Contacts: Jim and Lynda O'Connor, email@example.com 847-615-5462
Almost all of us can relate to the experience – when filling out a job application you are asked to sign a consent form, authorizing a prospective employer to conduct a background check on you.
Your life – including credit history, credit scores, driving record, etc. – has become an “open book,” with much that you once deemed “private” now accessible to many. More ominous still, any inaccuracies – of which you may not even be aware – could be undermining your efforts to land new employment.
What “must know” information do you need to ensure your background check is an employment tool and not a hindrance?
First, you should be aware that a prospective employer must gain your written permission in order to conduct a background check associated with your employment application. And if they wish to communicate with your associates, neighbors or friends, they will need you to sign off on what is known as an investigative consumer report.
What's included in an employee background check? The Fair Credit Reporting Act sets the standards for screening for employment. At a minimum, a background check will verify your social security number. However, employers are generally seeking additional data on employment history, educational credentials, credit history and possible criminal background.
While there are obvious privacy concerns related to such requests, employers (arguably) have at least some justification in their “need-to-know” efforts. According to the Privacy Rights Clearinghouse, a consumer rights organization, areas of employer inquiry and concern might include:
Please note there is information that cannot be disclosed in a background check. An example is school records, which are confidential and cannot be released without the consent of the student.
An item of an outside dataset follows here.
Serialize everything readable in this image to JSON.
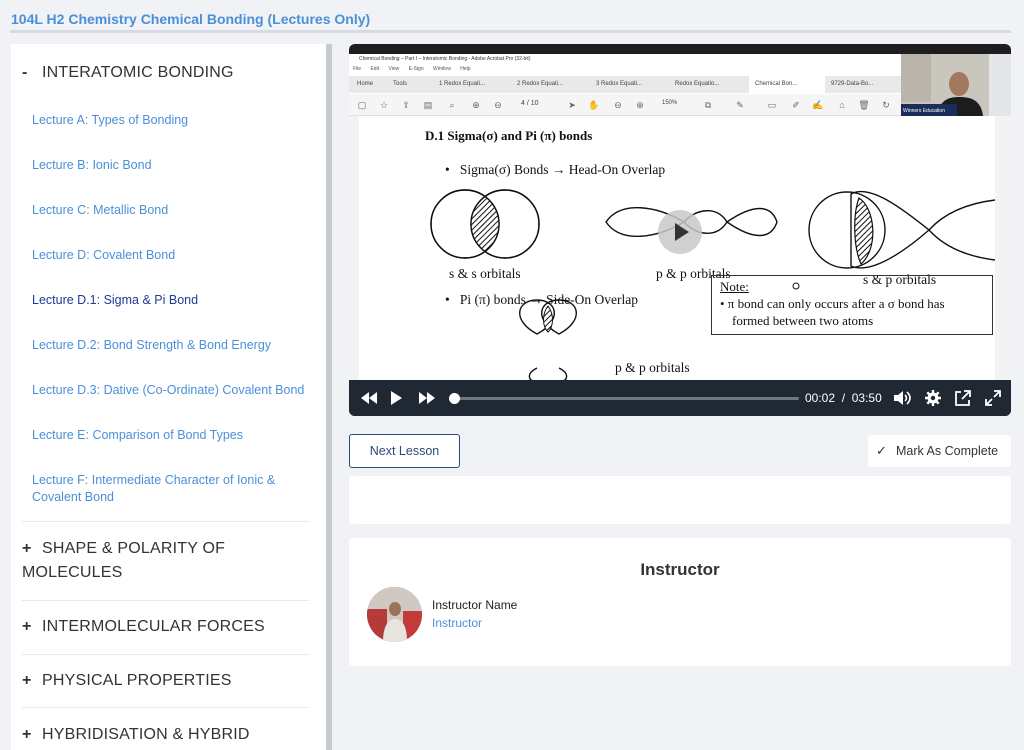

Although you cannot be discriminated against because you filed for bankruptcy, note that bankruptcies are a matter of public record and it will show up on a background check.
Criminal history – The laws vary by state – some states don't allow questions pertaining to arrests or convictions beyond a certain point in the past. Others only allow consideration of criminal history for certain employment positions. This information does typically appear on a complete background check.
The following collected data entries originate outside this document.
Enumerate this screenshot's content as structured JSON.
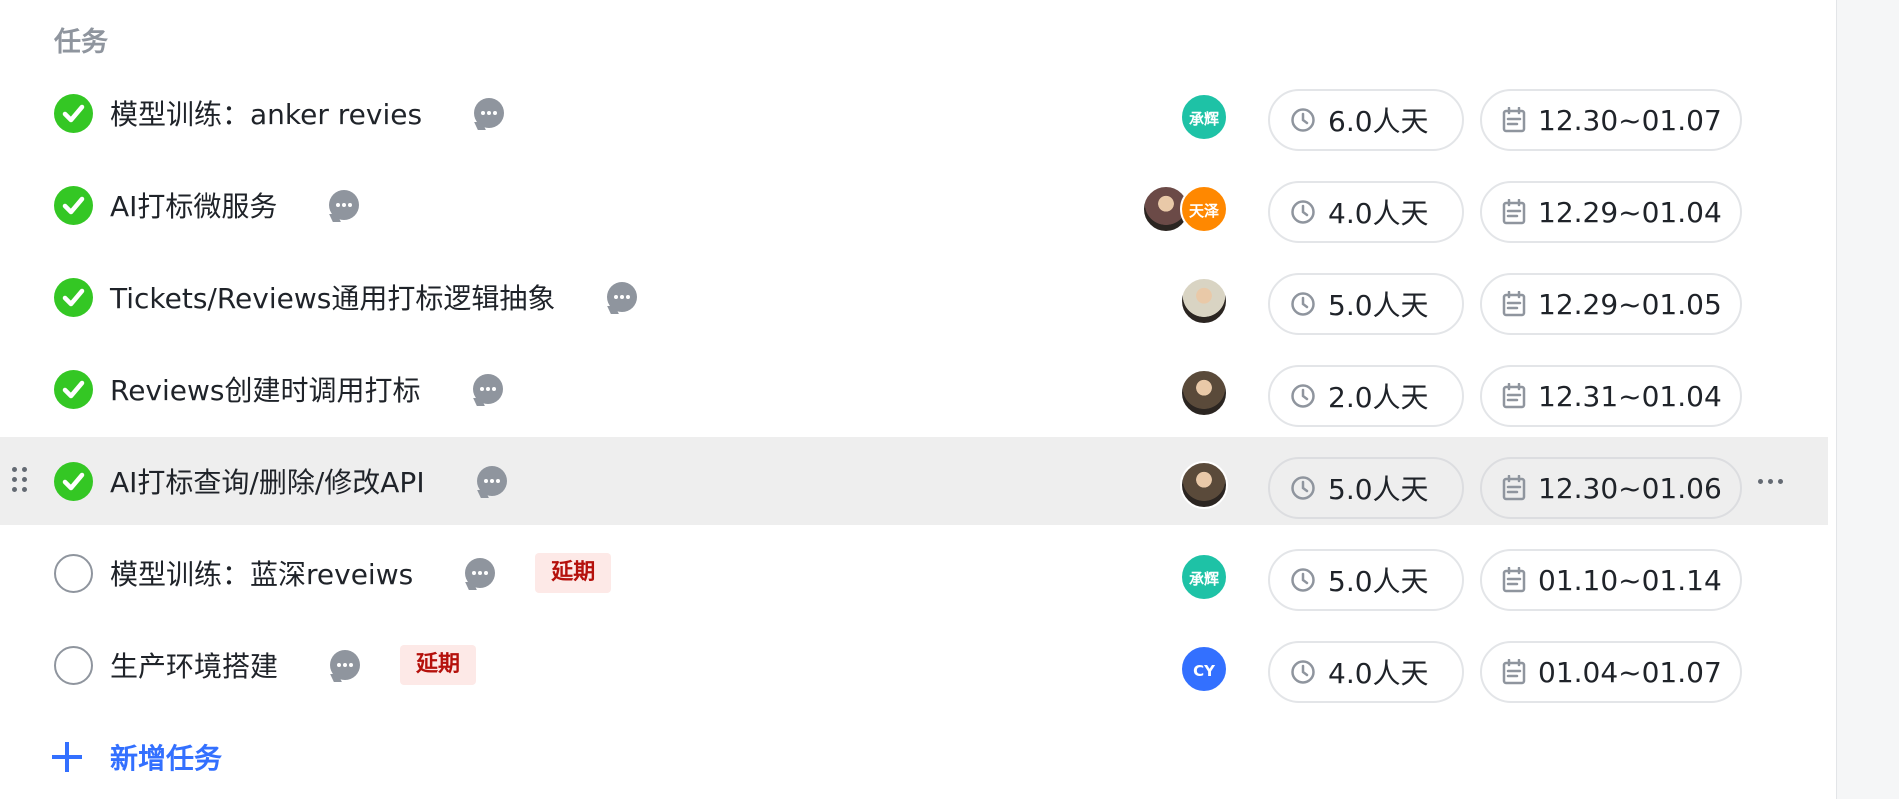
{
  "section": {
    "title": "任务"
  },
  "tasks": [
    {
      "title": "模型训练：anker revies",
      "done": true,
      "tag": "",
      "assignees": [
        {
          "label": "承辉",
          "color": "#1ec2a6"
        }
      ],
      "effort": "6.0人天",
      "dates": "12.30~01.07",
      "hover": false
    },
    {
      "title": "AI打标微服务",
      "done": true,
      "tag": "",
      "assignees": [
        {
          "label": "",
          "color": "#6b4a47",
          "photo": true
        },
        {
          "label": "天泽",
          "color": "#ff8800"
        }
      ],
      "effort": "4.0人天",
      "dates": "12.29~01.04",
      "hover": false
    },
    {
      "title": "Tickets/Reviews通用打标逻辑抽象",
      "done": true,
      "tag": "",
      "assignees": [
        {
          "label": "",
          "color": "#d9d4c3",
          "photo": true
        }
      ],
      "effort": "5.0人天",
      "dates": "12.29~01.05",
      "hover": false
    },
    {
      "title": "Reviews创建时调用打标",
      "done": true,
      "tag": "",
      "assignees": [
        {
          "label": "",
          "color": "#5a4a3a",
          "photo": true
        }
      ],
      "effort": "2.0人天",
      "dates": "12.31~01.04",
      "hover": false
    },
    {
      "title": "AI打标查询/删除/修改API",
      "done": true,
      "tag": "",
      "assignees": [
        {
          "label": "",
          "color": "#5a4a3a",
          "photo": true
        }
      ],
      "effort": "5.0人天",
      "dates": "12.30~01.06",
      "hover": true
    },
    {
      "title": "模型训练：蓝深reveiws",
      "done": false,
      "tag": "延期",
      "assignees": [
        {
          "label": "承辉",
          "color": "#1ec2a6"
        }
      ],
      "effort": "5.0人天",
      "dates": "01.10~01.14",
      "hover": false
    },
    {
      "title": "生产环境搭建",
      "done": false,
      "tag": "延期",
      "assignees": [
        {
          "label": "CY",
          "color": "#3370ff"
        }
      ],
      "effort": "4.0人天",
      "dates": "01.04~01.07",
      "hover": false
    }
  ],
  "icons": {
    "status_done": "check-circle-icon",
    "status_todo": "empty-circle-icon",
    "comment": "comment-bubble-icon",
    "effort": "clock-icon",
    "dates": "calendar-icon",
    "more": "more-horizontal-icon",
    "drag": "drag-handle-icon",
    "add": "plus-icon"
  },
  "add_task": {
    "label": "新增任务"
  },
  "colors": {
    "done": "#34c724",
    "accent": "#3370ff",
    "tag_bg": "#fde9e7",
    "tag_text": "#b5110c",
    "hover_row": "#eeeeee"
  }
}
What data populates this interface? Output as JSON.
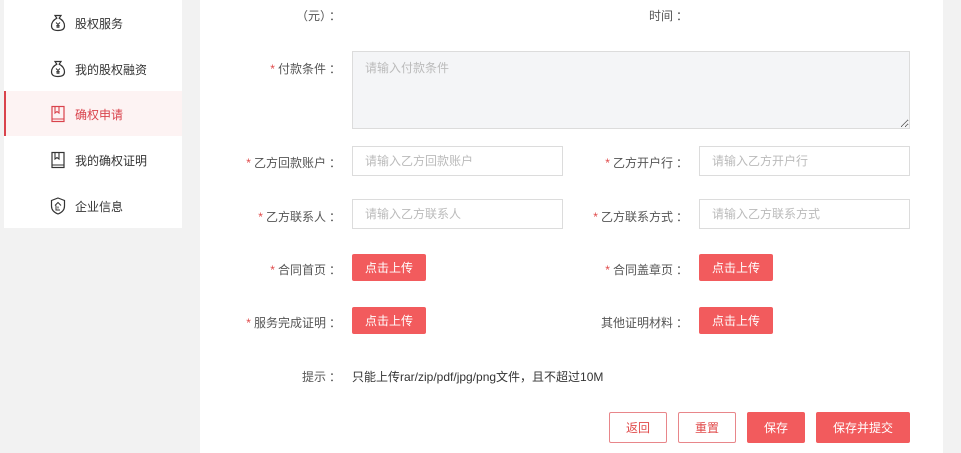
{
  "sidebar": {
    "items": [
      {
        "label": "股权服务",
        "icon": "money-bag-icon",
        "active": false
      },
      {
        "label": "我的股权融资",
        "icon": "money-bag-icon",
        "active": false
      },
      {
        "label": "确权申请",
        "icon": "bookmark-icon",
        "active": true
      },
      {
        "label": "我的确权证明",
        "icon": "bookmark-icon",
        "active": false
      },
      {
        "label": "企业信息",
        "icon": "enterprise-shield-icon",
        "active": false
      }
    ],
    "accent_color": "#d9434c"
  },
  "form": {
    "top_partial": {
      "left_label": "（元）",
      "right_label": "时间"
    },
    "payment_terms": {
      "label": "付款条件",
      "placeholder": "请输入付款条件",
      "value": ""
    },
    "payee_account": {
      "label": "乙方回款账户",
      "placeholder": "请输入乙方回款账户",
      "value": ""
    },
    "opening_bank": {
      "label": "乙方开户行",
      "placeholder": "请输入乙方开户行",
      "value": ""
    },
    "contact_person": {
      "label": "乙方联系人",
      "placeholder": "请输入乙方联系人",
      "value": ""
    },
    "contact_method": {
      "label": "乙方联系方式",
      "placeholder": "请输入乙方联系方式",
      "value": ""
    },
    "contract_first_page": {
      "label": "合同首页",
      "button": "点击上传"
    },
    "contract_seal_page": {
      "label": "合同盖章页",
      "button": "点击上传"
    },
    "service_completion_proof": {
      "label": "服务完成证明",
      "button": "点击上传"
    },
    "other_proof_materials": {
      "label": "其他证明材料",
      "button": "点击上传"
    },
    "hint": {
      "label": "提示",
      "text": "只能上传rar/zip/pdf/jpg/png文件，且不超过10M"
    },
    "required_mark": "*",
    "colon": "："
  },
  "actions": {
    "back": "返回",
    "reset": "重置",
    "save": "保存",
    "save_submit": "保存并提交"
  },
  "colors": {
    "primary": "#f25b5d",
    "required": "#e04a4a",
    "page_background": "#f2f2f2"
  }
}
Also, employers cannot request medical records and are not allowed to make hiring decisions based on an applicant's disability. They may only inquire about your ability to perform a certain job.
The best way to prepare for a background check is to be proactively aware of any potentially damaging information that an employer might find. Consider using a reputable third party to obtain an exhaustive background check on yourself. For example, the report generated by background and reference-checking experts Allison & Taylor (www.allisontaylor.com) evaluates over 30 different categories in your background history.
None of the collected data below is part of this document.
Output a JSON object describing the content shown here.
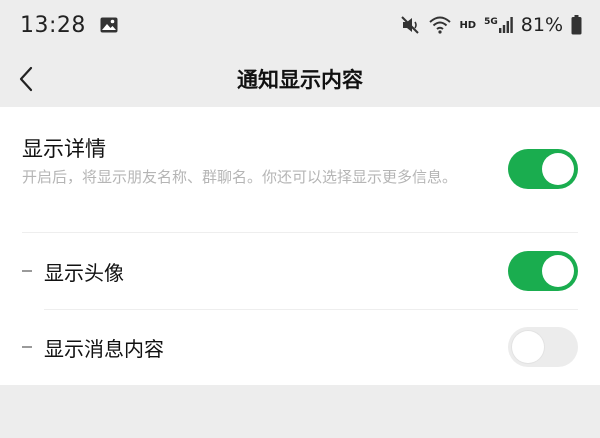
{
  "status_bar": {
    "time": "13:28",
    "battery": "81%",
    "hd_label": "HD",
    "network_label": "5G"
  },
  "nav": {
    "title": "通知显示内容"
  },
  "settings": {
    "detail": {
      "title": "显示详情",
      "description": "开启后，将显示朋友名称、群聊名。你还可以选择显示更多信息。",
      "enabled": true
    },
    "avatar": {
      "label": "显示头像",
      "enabled": true
    },
    "message_content": {
      "label": "显示消息内容",
      "enabled": false
    }
  },
  "colors": {
    "toggle_on": "#1aad4f",
    "toggle_off": "#ececec",
    "background": "#ededed"
  }
}
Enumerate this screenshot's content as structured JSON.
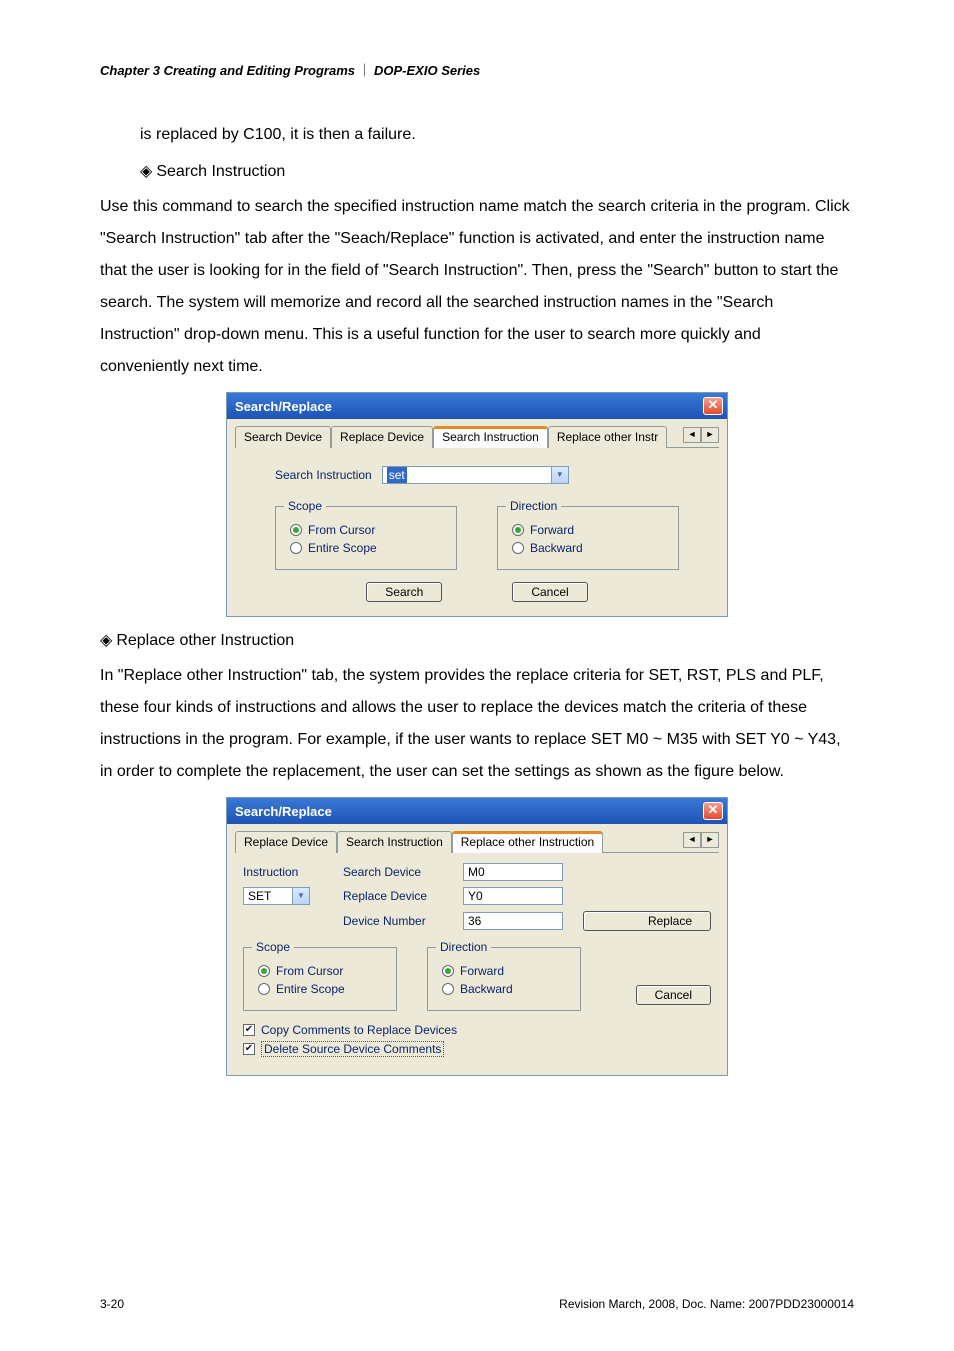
{
  "header": {
    "chapter": "Chapter 3 Creating and Editing Programs",
    "separator": "｜",
    "series": "DOP-EXIO Series"
  },
  "para1": "is replaced by C100, it is then a failure.",
  "heading1": "Search Instruction",
  "para2": "Use this command to search the specified instruction name match the search criteria in the program. Click \"Search Instruction\" tab after the \"Seach/Replace\" function is activated, and enter the instruction name that the user is looking for in the field of \"Search Instruction\". Then, press the \"Search\" button to start the search. The system will memorize and record all the searched instruction names in the \"Search Instruction\" drop-down menu. This is a useful function for the user to search more quickly and conveniently next time.",
  "dialog1": {
    "title": "Search/Replace",
    "tabs": {
      "t1": "Search Device",
      "t2": "Replace Device",
      "t3": "Search Instruction",
      "t4": "Replace other Instr"
    },
    "scroll_left": "◄",
    "scroll_right": "►",
    "field_label": "Search Instruction",
    "field_value": "set",
    "scope_legend": "Scope",
    "scope_from": "From Cursor",
    "scope_entire": "Entire Scope",
    "dir_legend": "Direction",
    "dir_fwd": "Forward",
    "dir_bwd": "Backward",
    "btn_search": "Search",
    "btn_cancel": "Cancel"
  },
  "heading2": "Replace other Instruction",
  "para3": "In \"Replace other Instruction\" tab, the system provides the replace criteria for SET, RST, PLS and PLF, these four kinds of instructions and allows the user to replace the devices match the criteria of these instructions in the program. For example, if the user wants to replace SET M0 ~ M35 with SET Y0 ~ Y43, in order to complete the replacement, the user can set the settings as shown as the figure below.",
  "dialog2": {
    "title": "Search/Replace",
    "tabs": {
      "t1": "Replace Device",
      "t2": "Search Instruction",
      "t3": "Replace other Instruction"
    },
    "scroll_left": "◄",
    "scroll_right": "►",
    "instr_label": "Instruction",
    "instr_value": "SET",
    "sdev_label": "Search Device",
    "sdev_value": "M0",
    "rdev_label": "Replace Device",
    "rdev_value": "Y0",
    "dnum_label": "Device Number",
    "dnum_value": "36",
    "btn_replace": "Replace",
    "scope_legend": "Scope",
    "scope_from": "From Cursor",
    "scope_entire": "Entire Scope",
    "dir_legend": "Direction",
    "dir_fwd": "Forward",
    "dir_bwd": "Backward",
    "btn_cancel": "Cancel",
    "chk1": "Copy Comments to Replace Devices",
    "chk2": "Delete Source Device Comments"
  },
  "footer": {
    "page": "3-20",
    "rev": "Revision March, 2008, Doc. Name: 2007PDD23000014"
  },
  "icons": {
    "close_x": "✕",
    "diamond": "◈",
    "check": "✔",
    "dd": "▼"
  }
}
If you find false data about yourself in your background check, there is a written process for having such data removed. Contact the nearest Consumer Reporting Agency for details of this process.
Equally important, ensure that your resume and job applications are truthful and accurate. Even if you land the job with a falsified resume, it's not worth it being uncovered at some later point and ruining your employment history.
Know that if you are ultimately not hired as the result of information contained within a background check report, the employer must offer you a disclosure that includes a copy of both your report and your rights. They must also serve you notice that they have decided not to hire you and inform you of the name and location of the nearest Consumer Reporting Agency, as well as information on how to proceed in disputing the report (should you choose to do so).
In summary, it pays to conduct your own due diligence in accessing and potentially acting upon the same data that an employer accesses about you. The career you save may be your own.